My friends and I were latecomers to Runequest relatively speaking, we were familiar with the Gloranthan version of the system but never had any opportunity of playing it. There were many reasons principly the difficulty of getting hold of the material at prices we could afford.
Instead our introduction to it was the hardback book released under license by Games Workshop in 1987. Despite some initial reservations it was a hit, because I had bought the rules I was nominated GM ( a pattern that was to repeat itself more than once) and guided the other three novice players through character creation ending up with an Elf warrior, a civilized human priest and a human soldier. The initial adventure we ran through was "The Hill of Peace" published in White Dwarf where the fledgeling heroes were tasked with rescuing a merchants daughter from a religious cult led by a deranged Satyr.
This went off with a good measure of success and so began the above project that undoubtedly ruined any chance of me ever getting a good job.
As things progressed the characters fell into bad company and ended up raiding a caravan carrying goods belonging to a powerful sorcerer, who happened to abide in the city depicted above. He magically imprisoned their souls and used this as leverage to force them to undertake various ill advised ventures to dark and dangerous places including the ghoul haunted ruins of Tha'al nan Jaax and the Plane of Anarchy where they were memorably pitted against motorcycle riding undead racing to retrieve an Ancient tome from a dead gods tomb ( shades of Moorcock here).
The climax of the campaign came after their sorcerous master was killed in a duel with a Nomad Shamen and the player characters penetrated the catacombs under the dead sorcerers tower to retrieve their souls from bezoars inside the bellies of two manticores. Epic stuff.
The city as depicted in the map is shown in a state of flux, the original docks in caverns under the sea cliffs having recently suffered from roof falls has led the authorities to have new wharfages dug on the river bank, these in turn are served by newly erected wooden warehouses and protected with earth and timber ramparts. These are in the process of being superceeded by stone walls but only a short section has been completed at present. The city proper is based on an earlier settlement laid out on a grid system around the older fortress in the bottom half of the map, subsequent development has been less formalised and has led to a somewhat chaotic street plan particularly in the 'Shambles' at the back of the temple shown on the right hand side of the square.
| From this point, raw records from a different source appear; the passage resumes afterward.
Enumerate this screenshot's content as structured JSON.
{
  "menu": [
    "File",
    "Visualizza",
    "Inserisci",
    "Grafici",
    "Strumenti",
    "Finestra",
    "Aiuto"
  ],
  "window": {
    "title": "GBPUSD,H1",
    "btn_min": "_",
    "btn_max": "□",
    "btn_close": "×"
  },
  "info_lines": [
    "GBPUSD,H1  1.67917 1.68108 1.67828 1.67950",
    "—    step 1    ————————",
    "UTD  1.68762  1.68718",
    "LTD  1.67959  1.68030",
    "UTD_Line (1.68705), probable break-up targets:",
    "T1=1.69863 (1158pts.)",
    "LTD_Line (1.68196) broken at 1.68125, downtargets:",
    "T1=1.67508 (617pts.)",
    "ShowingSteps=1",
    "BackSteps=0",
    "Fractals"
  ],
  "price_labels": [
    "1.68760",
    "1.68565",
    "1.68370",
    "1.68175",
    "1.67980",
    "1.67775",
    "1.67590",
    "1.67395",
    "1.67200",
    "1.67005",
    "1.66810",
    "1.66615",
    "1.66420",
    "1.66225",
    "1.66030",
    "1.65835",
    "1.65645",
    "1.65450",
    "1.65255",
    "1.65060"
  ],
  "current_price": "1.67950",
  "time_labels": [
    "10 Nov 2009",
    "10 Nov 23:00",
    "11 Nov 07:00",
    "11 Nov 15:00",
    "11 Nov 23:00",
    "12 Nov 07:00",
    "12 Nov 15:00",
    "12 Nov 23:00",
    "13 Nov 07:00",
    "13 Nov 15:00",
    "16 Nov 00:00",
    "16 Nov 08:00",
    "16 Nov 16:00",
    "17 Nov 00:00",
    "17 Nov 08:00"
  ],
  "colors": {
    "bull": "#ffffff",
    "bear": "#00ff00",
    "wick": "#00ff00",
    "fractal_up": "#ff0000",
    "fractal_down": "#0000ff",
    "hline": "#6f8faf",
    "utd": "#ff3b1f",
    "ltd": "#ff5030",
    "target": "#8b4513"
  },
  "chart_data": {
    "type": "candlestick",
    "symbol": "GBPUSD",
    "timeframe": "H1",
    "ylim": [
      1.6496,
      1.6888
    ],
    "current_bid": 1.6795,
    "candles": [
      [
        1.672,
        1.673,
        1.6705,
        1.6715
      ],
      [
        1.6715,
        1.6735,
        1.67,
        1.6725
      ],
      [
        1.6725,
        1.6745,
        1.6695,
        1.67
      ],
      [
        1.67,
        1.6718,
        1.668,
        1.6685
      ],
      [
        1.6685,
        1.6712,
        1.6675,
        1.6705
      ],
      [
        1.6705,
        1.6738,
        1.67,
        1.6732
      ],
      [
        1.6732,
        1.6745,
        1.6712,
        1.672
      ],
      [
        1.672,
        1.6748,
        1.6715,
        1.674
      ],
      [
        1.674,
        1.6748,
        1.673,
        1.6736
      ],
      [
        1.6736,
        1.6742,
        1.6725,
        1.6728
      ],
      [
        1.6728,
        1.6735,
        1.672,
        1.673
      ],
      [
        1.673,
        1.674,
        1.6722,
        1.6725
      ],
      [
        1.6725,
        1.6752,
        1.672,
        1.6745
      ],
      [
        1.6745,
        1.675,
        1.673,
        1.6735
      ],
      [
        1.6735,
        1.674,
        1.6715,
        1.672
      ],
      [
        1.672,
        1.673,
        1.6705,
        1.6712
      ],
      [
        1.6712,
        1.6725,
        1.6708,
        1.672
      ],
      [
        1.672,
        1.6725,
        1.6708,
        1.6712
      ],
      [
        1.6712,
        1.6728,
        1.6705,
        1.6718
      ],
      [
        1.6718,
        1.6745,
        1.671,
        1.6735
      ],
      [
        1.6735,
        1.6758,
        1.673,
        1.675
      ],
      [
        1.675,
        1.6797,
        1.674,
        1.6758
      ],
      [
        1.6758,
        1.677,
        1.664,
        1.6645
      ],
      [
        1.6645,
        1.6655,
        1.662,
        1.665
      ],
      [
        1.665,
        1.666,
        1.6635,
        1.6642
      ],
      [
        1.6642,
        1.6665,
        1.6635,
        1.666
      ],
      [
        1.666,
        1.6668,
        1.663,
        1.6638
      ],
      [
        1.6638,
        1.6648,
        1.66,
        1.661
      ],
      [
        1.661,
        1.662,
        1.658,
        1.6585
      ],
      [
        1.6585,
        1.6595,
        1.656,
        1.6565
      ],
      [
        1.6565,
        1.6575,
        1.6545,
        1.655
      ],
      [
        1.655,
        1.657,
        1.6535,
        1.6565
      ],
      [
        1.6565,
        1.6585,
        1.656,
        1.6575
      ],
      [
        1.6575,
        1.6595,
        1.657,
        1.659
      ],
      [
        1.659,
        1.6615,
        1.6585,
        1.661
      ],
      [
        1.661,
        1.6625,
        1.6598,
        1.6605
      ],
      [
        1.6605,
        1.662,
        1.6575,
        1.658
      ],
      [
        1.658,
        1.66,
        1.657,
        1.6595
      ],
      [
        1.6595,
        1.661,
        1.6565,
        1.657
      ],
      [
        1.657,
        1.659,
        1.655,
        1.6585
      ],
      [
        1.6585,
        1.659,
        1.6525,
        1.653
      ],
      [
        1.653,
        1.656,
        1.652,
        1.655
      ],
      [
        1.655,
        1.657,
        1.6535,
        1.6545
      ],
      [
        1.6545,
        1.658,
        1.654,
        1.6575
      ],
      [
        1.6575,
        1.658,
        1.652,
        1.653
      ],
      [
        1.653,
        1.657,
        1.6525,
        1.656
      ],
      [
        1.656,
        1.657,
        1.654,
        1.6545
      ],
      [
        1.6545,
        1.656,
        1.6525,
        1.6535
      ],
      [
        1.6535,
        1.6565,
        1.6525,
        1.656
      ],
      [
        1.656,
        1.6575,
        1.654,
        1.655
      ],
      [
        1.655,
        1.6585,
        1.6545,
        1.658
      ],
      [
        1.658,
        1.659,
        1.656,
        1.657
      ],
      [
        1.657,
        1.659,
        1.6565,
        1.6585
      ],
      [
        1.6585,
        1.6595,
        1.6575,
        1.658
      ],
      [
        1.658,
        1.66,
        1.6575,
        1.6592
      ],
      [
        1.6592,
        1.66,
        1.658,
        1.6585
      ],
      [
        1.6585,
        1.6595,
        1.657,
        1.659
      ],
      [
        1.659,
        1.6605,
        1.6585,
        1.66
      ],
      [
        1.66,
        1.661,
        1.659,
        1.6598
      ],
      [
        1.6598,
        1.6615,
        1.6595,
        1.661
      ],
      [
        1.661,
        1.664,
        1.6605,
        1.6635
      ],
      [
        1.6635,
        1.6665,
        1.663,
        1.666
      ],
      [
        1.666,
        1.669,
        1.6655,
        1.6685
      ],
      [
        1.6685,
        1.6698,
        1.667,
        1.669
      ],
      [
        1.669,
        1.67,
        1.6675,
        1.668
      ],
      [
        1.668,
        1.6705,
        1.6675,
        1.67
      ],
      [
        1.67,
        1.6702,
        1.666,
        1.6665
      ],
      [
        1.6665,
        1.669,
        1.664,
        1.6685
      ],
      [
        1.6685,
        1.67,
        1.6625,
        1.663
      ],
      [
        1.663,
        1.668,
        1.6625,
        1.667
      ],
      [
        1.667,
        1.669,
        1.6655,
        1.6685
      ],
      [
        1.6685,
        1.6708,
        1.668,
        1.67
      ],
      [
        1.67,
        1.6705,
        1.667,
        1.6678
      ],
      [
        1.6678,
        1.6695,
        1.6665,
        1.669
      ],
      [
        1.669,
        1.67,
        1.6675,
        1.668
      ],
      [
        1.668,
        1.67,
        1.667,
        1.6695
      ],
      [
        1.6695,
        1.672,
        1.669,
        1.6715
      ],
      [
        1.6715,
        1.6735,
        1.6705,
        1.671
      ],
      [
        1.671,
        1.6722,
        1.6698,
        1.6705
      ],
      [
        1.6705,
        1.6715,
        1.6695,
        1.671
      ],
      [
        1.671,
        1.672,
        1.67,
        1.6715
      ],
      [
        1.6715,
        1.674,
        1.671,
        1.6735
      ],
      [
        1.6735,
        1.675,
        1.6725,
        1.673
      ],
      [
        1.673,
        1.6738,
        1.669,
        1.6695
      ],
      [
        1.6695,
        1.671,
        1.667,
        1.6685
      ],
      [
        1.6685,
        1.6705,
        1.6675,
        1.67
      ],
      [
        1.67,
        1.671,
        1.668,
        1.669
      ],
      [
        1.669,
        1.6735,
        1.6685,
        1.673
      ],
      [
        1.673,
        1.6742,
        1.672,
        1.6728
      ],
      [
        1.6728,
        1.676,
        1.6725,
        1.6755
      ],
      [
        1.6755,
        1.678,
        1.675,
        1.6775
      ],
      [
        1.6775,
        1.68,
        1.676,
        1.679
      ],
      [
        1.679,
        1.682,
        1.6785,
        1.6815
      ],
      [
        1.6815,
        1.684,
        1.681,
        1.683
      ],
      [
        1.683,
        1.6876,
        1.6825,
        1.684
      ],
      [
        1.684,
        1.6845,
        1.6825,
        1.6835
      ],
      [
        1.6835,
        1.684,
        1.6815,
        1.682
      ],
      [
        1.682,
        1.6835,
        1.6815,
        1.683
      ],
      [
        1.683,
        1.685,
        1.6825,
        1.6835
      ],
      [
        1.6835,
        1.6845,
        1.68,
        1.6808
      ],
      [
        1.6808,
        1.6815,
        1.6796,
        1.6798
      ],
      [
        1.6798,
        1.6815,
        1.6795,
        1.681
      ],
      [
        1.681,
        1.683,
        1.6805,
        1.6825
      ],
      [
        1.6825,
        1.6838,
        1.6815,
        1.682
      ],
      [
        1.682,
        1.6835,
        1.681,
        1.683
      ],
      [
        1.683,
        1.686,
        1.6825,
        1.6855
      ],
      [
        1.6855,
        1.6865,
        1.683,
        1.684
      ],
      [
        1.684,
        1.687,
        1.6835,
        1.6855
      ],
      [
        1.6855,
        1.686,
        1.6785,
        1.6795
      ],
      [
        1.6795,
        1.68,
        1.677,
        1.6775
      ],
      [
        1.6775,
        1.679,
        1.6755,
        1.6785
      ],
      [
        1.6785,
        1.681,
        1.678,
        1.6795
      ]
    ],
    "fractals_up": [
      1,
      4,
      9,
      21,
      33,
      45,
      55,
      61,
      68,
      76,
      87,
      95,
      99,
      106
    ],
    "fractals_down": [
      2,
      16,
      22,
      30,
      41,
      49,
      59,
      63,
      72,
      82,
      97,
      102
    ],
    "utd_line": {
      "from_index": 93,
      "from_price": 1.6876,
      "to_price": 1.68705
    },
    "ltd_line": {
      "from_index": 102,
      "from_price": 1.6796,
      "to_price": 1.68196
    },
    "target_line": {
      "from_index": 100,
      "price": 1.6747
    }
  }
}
This naturally has become the more lawless end of town sheltering various rogues and ne'er do wells. The further east one travels the better the class of population with most of the artizan classes living in the oldest area of the city and merchants and petty lordlings living nearer to the port. The governer of the city lives in the newer castle overlooking the sea and his garrison either share this accommodation with him or are spread through various billets within the city.
Feel free to use it as you see fit, within reason of course. Hopefully at some point I'll turn up all literature I produced to go with it and upload that but in the meantime perhaps someone will find it useful as is.